Physicists have theoretically shown that it is possible to transmit information from one location to another without transmitting energy. Instead of using real photons, which always carry energy, the technique uses a small, newly predicted quantum afterglow of virtual photons that do not need to carry energy. Although no energy is transmitted, the receiver must provide the energy needed to detect the incoming signal—similar to the way that an individual must pay to receive a collect call.
The physicists, Robert H. Jonsson, Eduardo Martín-Martínez, and Achim Kempf, at the University of Waterloo (Martín-Martínez and Kempf are also with the Perimeter Institute), have published a paper on the concept in a recent issue of Physical Review Letters.
Currently, any information transmission protocol also involves energy transmission. This is because these protocols use real photons to transmit information, and all real photons carry energy, so the information and energy are inherently intertwined.

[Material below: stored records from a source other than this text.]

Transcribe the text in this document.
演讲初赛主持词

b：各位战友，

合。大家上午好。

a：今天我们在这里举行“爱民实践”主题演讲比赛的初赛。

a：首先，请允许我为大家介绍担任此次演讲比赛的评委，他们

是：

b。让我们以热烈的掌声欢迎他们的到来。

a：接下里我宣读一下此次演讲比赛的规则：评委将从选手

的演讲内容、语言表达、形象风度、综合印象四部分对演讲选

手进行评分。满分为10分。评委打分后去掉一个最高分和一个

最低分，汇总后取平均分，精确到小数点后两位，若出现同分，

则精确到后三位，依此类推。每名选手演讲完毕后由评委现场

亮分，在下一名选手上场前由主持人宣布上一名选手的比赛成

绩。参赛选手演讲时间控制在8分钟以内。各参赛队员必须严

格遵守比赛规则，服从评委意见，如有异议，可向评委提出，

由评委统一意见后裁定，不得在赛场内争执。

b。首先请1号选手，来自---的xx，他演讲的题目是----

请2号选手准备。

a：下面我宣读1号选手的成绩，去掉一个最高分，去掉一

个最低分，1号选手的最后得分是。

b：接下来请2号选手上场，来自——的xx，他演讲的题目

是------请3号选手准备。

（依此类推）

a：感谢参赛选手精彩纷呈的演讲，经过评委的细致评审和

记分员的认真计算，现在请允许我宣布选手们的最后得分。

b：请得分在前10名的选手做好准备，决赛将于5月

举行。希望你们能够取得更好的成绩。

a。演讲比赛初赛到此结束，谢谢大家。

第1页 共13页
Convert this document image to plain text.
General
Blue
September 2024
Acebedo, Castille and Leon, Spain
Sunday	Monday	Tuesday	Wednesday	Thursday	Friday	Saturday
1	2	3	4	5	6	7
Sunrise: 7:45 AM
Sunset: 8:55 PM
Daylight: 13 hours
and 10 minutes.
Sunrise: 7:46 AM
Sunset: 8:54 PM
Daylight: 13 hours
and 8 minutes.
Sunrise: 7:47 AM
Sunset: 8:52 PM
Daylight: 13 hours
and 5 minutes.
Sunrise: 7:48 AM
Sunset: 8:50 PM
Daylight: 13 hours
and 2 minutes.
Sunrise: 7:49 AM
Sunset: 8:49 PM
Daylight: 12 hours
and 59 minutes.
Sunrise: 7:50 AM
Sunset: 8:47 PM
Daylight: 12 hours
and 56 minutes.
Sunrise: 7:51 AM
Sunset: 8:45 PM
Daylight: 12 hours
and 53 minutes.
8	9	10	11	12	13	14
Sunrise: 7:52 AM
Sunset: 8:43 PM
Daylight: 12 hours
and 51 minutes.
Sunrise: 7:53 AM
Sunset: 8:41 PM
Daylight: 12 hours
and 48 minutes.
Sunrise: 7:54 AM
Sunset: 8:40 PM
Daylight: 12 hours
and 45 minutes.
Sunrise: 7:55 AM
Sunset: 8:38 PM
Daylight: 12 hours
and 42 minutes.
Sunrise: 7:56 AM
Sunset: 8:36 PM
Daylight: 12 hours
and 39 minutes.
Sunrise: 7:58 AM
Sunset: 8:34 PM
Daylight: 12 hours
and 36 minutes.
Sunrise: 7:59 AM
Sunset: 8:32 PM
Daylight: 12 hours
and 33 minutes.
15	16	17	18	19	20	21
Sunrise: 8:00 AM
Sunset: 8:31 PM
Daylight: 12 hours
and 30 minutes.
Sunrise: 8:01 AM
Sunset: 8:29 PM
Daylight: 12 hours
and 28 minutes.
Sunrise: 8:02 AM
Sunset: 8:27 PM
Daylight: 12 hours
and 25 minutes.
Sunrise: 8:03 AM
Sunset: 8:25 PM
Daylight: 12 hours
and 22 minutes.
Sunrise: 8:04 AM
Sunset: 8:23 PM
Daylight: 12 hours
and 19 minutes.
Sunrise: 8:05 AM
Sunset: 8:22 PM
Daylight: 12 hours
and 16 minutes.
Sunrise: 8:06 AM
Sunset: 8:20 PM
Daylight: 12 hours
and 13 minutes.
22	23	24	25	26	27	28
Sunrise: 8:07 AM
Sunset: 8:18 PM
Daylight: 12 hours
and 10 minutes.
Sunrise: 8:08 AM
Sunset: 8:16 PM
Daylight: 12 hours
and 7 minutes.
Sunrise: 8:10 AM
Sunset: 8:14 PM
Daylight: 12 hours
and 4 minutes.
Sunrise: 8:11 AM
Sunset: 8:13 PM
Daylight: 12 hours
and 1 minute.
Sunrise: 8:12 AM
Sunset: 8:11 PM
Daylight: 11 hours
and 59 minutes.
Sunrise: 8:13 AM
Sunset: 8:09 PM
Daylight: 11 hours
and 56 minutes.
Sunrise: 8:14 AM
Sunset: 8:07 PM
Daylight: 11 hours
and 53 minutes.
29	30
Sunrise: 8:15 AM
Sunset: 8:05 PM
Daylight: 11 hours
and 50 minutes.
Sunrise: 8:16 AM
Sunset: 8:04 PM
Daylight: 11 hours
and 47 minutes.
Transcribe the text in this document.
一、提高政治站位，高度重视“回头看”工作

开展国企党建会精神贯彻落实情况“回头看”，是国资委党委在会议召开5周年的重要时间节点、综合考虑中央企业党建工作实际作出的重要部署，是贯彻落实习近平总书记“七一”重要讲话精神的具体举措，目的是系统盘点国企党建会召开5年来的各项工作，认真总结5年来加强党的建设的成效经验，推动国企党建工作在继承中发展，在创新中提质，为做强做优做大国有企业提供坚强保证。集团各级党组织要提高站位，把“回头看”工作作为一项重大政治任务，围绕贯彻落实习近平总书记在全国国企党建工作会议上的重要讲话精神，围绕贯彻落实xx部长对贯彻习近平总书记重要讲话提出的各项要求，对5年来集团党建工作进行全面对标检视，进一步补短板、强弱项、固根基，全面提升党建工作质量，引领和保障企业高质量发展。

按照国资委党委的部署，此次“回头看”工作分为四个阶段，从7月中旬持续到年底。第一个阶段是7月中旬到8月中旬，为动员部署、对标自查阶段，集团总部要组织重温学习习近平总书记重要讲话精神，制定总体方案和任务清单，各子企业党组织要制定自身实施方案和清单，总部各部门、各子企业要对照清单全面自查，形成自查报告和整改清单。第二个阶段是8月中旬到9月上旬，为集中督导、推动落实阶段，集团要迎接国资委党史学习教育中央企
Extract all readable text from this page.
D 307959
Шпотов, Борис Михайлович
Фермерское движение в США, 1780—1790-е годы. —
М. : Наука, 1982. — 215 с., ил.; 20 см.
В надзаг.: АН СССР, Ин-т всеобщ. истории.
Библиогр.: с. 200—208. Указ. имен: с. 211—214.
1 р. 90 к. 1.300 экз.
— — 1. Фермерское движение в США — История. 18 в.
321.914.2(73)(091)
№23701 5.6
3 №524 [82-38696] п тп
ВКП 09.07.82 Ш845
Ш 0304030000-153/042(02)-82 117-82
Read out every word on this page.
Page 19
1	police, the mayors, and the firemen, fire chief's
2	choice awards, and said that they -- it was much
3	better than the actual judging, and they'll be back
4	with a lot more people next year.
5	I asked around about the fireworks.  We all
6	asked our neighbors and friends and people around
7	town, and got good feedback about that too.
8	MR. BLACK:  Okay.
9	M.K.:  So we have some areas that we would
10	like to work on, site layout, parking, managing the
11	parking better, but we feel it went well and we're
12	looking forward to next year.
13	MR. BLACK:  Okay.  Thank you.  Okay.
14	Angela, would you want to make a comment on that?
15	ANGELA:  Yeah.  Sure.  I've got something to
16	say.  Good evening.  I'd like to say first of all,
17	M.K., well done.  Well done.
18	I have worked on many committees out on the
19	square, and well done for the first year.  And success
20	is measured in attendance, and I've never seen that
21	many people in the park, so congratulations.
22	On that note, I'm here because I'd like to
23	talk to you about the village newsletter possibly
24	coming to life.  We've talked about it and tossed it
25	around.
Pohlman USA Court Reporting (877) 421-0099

Most of the time when we talk about electromagnetic fields and photons, we are talking about real photons. The light that reaches our eyes, for example, consists only of real photons, which carry both information and energy. However, all electromagnetic fields contain not only real photons, but also virtual photons, which can be thought of as "imprints on the quantum vacuum." The new discovery shows that, in certain circumstances, virtual photons that do not carry energy can be used to transmit information.